Rolle Rückwärts: Microsoft Office in der Stadtverwaltung?

2007 hat Freiburg einen guten und wegweisenden Beschluß gefasst: Auf offene Standards und damit auf OpenDocument zu setzen. In Folge wurde OpenOffice eingeführt und die Freiburger OpenOffice-Migration taucht sogar in einzelnen Publikationen als Best Practise-Beispiel auf.

Im April haben wir (Gemeinderatsfraktion Junges Freiburg/Die Grünen) beantragt, einen Erfahrungsbericht über die bisherige Migration für die gemeinderätliche Gremien zu erstellen. Seitens der Verwaltung wurde auf eine laufende Organisationsuntersuchung des IT-Bereichs hingewiesen und dass man daher erst nach Abschluß dieser Untersuchung mit dem Thema kommen würde. Kurz darauf gab es ein erstes großes Rauschen im Blätterwald, z.B. bei fudder. Aufgrund der Gerüchte, die Stadtverwaltung würde insgeheim schon auf Microsoft wechseln, haben wir nochmals nachgelegt und deutlich gemacht, dass unseres Erachtens ein Wechsel nur nach vorhergehendem Gemeinderatsbeschluß möglich ist, weil der 2007er Beschluß kein Wechsel auf Microsoft zulasse.

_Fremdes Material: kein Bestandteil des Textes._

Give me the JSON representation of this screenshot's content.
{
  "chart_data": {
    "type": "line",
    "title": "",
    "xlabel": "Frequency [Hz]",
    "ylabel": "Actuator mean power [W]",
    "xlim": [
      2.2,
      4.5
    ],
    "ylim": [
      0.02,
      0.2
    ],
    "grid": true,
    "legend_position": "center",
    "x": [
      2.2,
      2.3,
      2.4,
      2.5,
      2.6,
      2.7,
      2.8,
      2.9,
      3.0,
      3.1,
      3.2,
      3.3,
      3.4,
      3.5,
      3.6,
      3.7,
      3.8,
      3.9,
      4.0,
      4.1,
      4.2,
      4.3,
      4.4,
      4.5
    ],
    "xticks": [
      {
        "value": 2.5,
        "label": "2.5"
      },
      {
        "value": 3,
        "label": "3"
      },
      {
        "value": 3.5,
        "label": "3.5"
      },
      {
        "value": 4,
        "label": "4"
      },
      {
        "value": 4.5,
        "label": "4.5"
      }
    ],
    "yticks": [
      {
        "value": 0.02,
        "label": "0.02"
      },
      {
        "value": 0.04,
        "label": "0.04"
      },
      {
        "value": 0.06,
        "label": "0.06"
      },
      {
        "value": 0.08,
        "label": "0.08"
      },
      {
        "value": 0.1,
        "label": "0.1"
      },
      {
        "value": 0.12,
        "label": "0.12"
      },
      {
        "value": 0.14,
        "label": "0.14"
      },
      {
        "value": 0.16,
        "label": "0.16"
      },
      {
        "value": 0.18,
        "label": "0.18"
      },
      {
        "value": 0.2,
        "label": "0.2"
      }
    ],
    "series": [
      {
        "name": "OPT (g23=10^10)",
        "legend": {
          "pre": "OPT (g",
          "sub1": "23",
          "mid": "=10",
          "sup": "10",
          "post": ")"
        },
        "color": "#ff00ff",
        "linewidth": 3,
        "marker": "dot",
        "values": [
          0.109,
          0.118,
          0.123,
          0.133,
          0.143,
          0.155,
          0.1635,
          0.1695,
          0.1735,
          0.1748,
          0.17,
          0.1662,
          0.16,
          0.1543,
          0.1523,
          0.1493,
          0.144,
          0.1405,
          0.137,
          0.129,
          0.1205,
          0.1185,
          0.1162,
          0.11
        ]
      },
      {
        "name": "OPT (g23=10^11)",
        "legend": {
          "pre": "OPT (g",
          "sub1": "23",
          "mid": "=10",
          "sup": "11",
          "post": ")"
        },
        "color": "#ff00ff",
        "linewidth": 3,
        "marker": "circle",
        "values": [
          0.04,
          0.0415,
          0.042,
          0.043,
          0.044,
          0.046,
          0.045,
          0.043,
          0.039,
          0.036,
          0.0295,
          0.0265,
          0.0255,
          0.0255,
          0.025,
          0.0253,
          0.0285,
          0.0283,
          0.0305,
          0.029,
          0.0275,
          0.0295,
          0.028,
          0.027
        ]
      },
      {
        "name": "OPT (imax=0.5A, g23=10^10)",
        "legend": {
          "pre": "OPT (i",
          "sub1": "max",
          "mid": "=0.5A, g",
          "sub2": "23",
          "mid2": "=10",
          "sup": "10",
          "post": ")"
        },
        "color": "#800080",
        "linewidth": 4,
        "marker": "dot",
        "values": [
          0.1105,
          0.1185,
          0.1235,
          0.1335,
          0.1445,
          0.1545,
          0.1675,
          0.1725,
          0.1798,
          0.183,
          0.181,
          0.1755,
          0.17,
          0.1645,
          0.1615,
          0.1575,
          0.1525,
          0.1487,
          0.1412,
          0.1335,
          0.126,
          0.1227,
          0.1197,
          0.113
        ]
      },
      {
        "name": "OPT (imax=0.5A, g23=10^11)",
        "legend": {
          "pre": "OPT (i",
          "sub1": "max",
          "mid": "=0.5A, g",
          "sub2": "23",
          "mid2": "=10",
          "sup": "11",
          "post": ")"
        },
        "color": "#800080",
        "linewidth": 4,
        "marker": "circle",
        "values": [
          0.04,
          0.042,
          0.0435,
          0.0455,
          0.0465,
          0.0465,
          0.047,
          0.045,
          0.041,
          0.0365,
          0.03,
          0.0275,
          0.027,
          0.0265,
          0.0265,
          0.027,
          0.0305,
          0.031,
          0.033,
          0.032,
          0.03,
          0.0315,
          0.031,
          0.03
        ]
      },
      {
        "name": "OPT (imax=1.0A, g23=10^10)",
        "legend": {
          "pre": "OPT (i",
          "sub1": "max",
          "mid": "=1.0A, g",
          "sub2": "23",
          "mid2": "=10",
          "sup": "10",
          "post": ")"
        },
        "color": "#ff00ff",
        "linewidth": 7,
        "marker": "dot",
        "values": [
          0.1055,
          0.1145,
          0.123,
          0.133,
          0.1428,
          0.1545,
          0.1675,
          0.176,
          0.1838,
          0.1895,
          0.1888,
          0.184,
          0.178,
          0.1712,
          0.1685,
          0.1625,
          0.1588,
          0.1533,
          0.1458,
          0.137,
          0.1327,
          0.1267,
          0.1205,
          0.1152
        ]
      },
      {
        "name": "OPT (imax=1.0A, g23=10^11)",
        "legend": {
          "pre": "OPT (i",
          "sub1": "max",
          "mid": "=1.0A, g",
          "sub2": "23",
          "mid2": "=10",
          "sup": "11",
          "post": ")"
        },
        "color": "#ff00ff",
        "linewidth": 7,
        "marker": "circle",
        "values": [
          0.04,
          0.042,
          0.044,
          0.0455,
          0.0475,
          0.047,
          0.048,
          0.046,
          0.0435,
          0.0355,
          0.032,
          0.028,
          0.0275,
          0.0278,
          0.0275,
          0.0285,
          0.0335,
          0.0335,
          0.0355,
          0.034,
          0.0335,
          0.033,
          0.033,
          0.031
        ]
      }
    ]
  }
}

Ende September wurde dann die Organisationsuntersuchung in der AG Verwaltungsreform vorgestellt und gegen Mitte Oktober das Gutachten den Fraktionen zur Verfügung gestellt. Am 12. November war das Thema nun im Hauptausschuß und nach der Vorberatung dort, sind Drucksache und Gutachten öffentlich. Die Entscheidung selbst wird am 20. November im Gemeinderat fallen.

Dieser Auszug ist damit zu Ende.